Le boom mondial du matcha remet en cause la tradition du thé japonais à Kyoto et Uji
Le matcha, un phénomène mondial qui défie la tradition japonaise du thé
Le matcha, poudre issue de feuilles de thé finement moulues, n’est plus réservé aux cérémonies et s’invite désormais dans les boissons et desserts du quotidien, des lattes aux glaces et même aux céréales. Stars et influenceurs le présentent comme un stimulant et un superaliment.
Un travail artisanal qui résiste à la mondialisation
Dans un magasin de thé de Kyoto, Jintaro Yamamoto poursuit une approche traditionnelle: deux grammes de poudre, quelques gouttes d’eau froide, un peu d’eau chaude, puis la préparation est fouettée à l’aide d’un fouet en bambou. «C’est ainsi que nous, producteurs de thé, procédons ici», affirme-t-il.
Héritier sur six générations, il sèche les feuilles et les fait moudre dans des moulins en pierre installés dans le magasin pour fabriquer le matcha. «Nous avons des restrictions d’achat», rappelle-t-il. «Dans d’autres magasins, il n’y a souvent qu’un paquet par personne. Chez nous, trois sont autorisés.» Chaque jour, des demandes affluent du monde entier. «Nous sommes complètement dépassés. Même si nous traitons uniquement nos grossistes de longue date et nos propres ventes au magasin.»
LA TRADITION AVANT LE PROFIT
Dans les champs d’Uji, près de Kyoto, Taishi Shimizu et son frère ressentent eux aussi cette dynamique. Producteurs de thé depuis dix générations, ils préparent les plants en les couvrant pendant environ 40 jours afin de développer le goût caractéristique, bloquant jusqu’à 95% de la lumière du soleil.
Uji est considéré comme le cœur de la culture du matcha, même si une partie restreinte des feuilles est destinée à la poudre. «Nous ne cueillons qu’une fois par an», précise Taishi, contrairement à d’autres producteurs qui pratiquent des récoltes multiples et exposent les plants à un stress accru. Cette année, les acheteurs ont payé deux à trois fois plus pour les feuilles, mais pour ce producteur, la qualité prime sur le profit rapide: «Récolter davantage n’est pas envisageable».
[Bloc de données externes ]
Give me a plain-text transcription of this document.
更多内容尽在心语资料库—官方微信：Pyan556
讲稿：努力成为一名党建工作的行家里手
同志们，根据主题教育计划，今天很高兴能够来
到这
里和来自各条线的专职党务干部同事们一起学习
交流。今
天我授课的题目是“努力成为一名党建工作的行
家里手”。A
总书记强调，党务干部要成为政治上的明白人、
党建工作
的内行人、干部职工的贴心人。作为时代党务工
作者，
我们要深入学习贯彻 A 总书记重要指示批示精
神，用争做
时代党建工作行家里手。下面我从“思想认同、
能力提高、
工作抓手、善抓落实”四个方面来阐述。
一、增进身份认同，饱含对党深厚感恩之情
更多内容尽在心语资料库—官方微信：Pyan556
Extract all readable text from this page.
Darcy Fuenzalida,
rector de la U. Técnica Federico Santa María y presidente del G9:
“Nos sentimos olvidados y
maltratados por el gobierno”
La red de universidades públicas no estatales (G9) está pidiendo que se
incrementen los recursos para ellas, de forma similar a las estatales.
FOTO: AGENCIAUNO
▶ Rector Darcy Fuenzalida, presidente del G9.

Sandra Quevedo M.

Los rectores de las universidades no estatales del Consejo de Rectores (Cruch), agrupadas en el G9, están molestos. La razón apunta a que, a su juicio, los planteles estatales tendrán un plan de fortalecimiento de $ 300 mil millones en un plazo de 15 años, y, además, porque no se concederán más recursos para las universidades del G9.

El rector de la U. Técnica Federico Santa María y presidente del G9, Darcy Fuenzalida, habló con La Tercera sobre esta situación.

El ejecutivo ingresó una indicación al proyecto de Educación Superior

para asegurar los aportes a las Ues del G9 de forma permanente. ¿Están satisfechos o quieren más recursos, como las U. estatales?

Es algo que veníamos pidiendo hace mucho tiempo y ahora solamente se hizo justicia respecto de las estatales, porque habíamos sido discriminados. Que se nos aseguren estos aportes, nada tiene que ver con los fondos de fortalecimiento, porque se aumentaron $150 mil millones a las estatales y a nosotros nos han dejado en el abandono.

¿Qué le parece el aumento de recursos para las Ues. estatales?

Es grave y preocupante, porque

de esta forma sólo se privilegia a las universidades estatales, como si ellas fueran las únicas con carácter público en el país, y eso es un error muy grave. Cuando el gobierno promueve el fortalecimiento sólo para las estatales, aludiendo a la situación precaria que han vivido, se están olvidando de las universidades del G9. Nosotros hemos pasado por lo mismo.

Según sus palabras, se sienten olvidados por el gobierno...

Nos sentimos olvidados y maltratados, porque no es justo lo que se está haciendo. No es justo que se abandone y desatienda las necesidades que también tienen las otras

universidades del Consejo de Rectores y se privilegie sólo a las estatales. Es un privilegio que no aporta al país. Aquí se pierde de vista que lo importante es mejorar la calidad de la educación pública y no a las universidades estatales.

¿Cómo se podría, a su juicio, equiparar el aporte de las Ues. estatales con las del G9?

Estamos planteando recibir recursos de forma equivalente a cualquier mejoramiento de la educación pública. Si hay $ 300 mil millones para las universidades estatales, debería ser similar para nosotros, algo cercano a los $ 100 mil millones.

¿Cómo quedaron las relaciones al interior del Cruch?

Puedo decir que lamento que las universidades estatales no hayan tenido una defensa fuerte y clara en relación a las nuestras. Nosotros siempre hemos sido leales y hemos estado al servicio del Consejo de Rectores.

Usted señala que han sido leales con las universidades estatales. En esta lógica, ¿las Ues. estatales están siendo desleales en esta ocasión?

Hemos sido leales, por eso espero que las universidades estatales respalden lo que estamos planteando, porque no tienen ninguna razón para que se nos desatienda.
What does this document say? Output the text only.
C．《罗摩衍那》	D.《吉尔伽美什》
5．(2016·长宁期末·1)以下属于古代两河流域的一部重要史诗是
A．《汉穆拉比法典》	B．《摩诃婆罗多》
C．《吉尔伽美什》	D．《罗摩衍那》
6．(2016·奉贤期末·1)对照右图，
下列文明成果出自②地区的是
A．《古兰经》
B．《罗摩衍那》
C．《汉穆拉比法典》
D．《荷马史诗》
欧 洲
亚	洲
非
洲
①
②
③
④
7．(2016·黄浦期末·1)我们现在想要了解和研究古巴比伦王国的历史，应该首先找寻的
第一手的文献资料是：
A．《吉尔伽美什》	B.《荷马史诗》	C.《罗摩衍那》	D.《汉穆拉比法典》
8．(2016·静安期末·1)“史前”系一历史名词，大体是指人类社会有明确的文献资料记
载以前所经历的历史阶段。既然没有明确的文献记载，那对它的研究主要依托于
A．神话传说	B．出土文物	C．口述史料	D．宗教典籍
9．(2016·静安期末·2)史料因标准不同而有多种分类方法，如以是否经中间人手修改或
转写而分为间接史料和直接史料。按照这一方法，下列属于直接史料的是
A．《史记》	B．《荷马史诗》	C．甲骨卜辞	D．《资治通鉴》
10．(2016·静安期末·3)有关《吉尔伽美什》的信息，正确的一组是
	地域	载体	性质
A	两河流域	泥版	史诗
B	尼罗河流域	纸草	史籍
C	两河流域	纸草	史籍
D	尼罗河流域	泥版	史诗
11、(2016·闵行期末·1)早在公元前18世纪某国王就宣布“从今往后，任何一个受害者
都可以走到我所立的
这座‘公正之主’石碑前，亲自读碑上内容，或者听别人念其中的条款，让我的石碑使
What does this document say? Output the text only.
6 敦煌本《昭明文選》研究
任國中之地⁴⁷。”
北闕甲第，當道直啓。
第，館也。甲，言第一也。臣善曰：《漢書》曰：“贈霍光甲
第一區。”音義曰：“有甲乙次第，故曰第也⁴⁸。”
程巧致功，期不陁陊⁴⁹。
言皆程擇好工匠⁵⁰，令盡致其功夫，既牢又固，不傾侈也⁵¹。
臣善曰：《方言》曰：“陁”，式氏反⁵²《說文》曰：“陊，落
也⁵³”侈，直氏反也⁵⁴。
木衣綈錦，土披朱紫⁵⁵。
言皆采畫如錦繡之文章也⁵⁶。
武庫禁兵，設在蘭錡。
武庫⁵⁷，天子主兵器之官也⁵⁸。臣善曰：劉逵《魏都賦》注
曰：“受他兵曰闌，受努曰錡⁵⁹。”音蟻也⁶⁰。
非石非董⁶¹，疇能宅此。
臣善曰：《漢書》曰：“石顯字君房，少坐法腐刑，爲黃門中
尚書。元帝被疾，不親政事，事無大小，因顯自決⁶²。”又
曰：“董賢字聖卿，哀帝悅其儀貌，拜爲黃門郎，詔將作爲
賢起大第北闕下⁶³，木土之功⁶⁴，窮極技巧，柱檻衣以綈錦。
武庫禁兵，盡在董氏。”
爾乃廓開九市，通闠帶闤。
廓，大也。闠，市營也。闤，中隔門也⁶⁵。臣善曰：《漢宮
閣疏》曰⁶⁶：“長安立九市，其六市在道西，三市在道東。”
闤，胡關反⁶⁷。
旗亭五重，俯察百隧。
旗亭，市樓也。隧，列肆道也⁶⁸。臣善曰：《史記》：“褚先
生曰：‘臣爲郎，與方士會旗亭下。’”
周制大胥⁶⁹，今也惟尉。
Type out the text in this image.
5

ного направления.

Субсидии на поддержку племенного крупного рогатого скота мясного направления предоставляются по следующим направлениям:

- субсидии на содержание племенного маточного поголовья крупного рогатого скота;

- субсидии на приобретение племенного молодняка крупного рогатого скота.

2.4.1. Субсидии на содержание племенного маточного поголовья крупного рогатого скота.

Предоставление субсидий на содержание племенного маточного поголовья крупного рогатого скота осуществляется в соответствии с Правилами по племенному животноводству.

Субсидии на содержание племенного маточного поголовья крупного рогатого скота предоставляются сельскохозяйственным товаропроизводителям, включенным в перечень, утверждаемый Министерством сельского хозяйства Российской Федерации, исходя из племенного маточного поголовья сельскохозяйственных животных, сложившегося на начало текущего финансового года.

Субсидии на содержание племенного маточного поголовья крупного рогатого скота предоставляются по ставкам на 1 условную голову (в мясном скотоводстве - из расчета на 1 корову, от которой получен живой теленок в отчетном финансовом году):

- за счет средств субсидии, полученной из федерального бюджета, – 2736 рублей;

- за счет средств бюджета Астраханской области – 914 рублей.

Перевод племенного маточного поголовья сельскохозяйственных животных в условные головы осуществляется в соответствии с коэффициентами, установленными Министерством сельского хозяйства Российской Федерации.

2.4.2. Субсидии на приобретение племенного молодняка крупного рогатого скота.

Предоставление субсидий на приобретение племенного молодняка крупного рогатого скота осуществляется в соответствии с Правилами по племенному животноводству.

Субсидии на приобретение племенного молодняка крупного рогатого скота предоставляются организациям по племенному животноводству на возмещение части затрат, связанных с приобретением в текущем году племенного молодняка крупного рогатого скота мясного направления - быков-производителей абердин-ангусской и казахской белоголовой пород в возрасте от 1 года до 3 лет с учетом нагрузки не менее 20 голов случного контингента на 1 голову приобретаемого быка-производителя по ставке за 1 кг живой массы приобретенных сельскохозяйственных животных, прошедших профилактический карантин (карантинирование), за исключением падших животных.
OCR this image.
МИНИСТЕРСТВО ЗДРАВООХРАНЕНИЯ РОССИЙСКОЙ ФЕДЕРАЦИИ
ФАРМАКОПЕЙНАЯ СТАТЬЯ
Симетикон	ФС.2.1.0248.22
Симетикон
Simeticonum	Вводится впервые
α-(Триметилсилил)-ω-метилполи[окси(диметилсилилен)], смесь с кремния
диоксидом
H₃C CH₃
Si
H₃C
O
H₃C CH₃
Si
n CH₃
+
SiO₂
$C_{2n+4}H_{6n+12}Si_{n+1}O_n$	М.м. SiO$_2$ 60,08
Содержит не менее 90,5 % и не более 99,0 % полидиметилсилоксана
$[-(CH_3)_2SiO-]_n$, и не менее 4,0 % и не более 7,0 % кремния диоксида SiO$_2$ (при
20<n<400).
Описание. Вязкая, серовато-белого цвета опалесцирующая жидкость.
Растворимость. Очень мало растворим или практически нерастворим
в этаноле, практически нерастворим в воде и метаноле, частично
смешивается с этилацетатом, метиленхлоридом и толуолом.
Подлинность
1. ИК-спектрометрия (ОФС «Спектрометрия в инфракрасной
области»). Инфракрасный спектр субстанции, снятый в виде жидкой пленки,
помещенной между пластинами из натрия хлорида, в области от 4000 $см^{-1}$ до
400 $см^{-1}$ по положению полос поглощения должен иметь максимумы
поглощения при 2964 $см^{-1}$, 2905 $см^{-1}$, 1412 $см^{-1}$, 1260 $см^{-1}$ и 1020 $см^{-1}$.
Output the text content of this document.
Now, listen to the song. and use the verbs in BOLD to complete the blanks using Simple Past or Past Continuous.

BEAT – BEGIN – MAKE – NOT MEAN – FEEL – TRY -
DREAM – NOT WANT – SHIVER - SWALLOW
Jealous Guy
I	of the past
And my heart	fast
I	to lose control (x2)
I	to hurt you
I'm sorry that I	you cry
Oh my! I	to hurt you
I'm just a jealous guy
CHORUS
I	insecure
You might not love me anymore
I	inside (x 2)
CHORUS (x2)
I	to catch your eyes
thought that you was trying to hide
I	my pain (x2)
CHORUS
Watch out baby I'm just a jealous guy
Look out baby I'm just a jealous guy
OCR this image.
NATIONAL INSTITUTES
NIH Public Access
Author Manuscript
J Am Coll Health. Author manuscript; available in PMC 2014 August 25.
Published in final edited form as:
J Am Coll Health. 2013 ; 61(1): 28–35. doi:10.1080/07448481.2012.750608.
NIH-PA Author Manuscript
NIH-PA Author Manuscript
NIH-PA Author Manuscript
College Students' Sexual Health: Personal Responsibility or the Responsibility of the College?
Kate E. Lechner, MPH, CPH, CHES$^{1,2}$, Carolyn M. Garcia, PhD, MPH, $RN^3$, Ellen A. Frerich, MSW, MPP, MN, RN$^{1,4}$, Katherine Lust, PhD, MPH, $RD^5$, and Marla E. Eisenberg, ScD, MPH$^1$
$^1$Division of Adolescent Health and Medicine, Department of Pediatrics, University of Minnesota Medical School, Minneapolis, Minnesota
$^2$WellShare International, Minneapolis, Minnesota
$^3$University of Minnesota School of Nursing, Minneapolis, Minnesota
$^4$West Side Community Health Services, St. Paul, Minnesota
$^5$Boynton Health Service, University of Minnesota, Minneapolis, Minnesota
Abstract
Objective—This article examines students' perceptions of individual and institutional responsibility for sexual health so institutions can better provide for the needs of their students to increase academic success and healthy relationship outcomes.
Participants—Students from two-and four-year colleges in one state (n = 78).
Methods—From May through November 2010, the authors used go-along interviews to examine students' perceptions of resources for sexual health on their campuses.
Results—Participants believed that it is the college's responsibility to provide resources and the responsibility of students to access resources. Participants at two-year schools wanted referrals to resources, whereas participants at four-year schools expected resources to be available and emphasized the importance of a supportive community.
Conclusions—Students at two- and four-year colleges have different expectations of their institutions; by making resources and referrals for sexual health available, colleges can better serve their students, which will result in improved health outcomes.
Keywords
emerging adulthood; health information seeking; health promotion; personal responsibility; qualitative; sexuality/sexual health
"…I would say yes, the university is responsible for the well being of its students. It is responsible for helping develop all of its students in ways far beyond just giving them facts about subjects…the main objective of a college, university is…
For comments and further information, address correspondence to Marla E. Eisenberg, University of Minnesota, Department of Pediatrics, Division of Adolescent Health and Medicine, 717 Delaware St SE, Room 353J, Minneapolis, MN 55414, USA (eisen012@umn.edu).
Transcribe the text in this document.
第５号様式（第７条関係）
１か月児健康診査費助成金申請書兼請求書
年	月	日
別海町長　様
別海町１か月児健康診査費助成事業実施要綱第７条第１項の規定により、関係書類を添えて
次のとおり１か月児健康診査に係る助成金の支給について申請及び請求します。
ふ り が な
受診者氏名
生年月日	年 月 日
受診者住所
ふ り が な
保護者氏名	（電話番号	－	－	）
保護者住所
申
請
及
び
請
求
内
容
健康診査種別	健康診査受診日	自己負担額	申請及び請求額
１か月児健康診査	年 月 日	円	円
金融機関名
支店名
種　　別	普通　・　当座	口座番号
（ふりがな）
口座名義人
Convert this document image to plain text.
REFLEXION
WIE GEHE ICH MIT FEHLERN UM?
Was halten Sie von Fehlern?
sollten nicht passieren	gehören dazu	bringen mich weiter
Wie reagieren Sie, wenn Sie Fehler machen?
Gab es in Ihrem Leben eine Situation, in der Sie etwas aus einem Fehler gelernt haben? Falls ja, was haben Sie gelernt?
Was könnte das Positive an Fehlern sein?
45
Le soutien du gouvernement et les enjeux de croissance
Au ministère de l’Agriculture à Tokyo, Tomoyuki Kawai évoque une opportunité pour l’ensemble de l’agriculture nationale. Après des années de déclin, la demande mondiale croissante pour le matcha offre une perspective de relance. Avec des subventions, les producteurs doivent adapter leur production: acquisition de systèmes de couverture, développement des installations de transformation. L’État prend en charge jusqu’à la moitié des coûts, et la production de matcha continue déjà d’augmenter.
Les marchands de Kyoto et l’équilibre entre qualité et volumes
Les Ohtanis, marchands de thé à Kyoto, proposent différentes qualités de matcha. Dans leur magasin, les moulins en pierre tournent sans répit: trois moulins produisent environ 40 grammes par heure chacun, un débit encore insuffisant face à la demande mondiale. À l’instar de Jintaro Yamamoto, certains souhaitent limiter l’expansion: «Pour assurer un commerce durable sur un siècle ou deux, il faut trouver un équilibre. Trop d’avidité nuit au final.»
Réflexions pour l’avenir du matcha
À mesure que les réseaux sociaux alimentent la tendance, les producteurs de thé japonais réfléchissent à l’avenir de leurs plantations, de leur culture et de la prochaine génération, en recherchant un équilibre entre qualité, durabilité et croissance économique.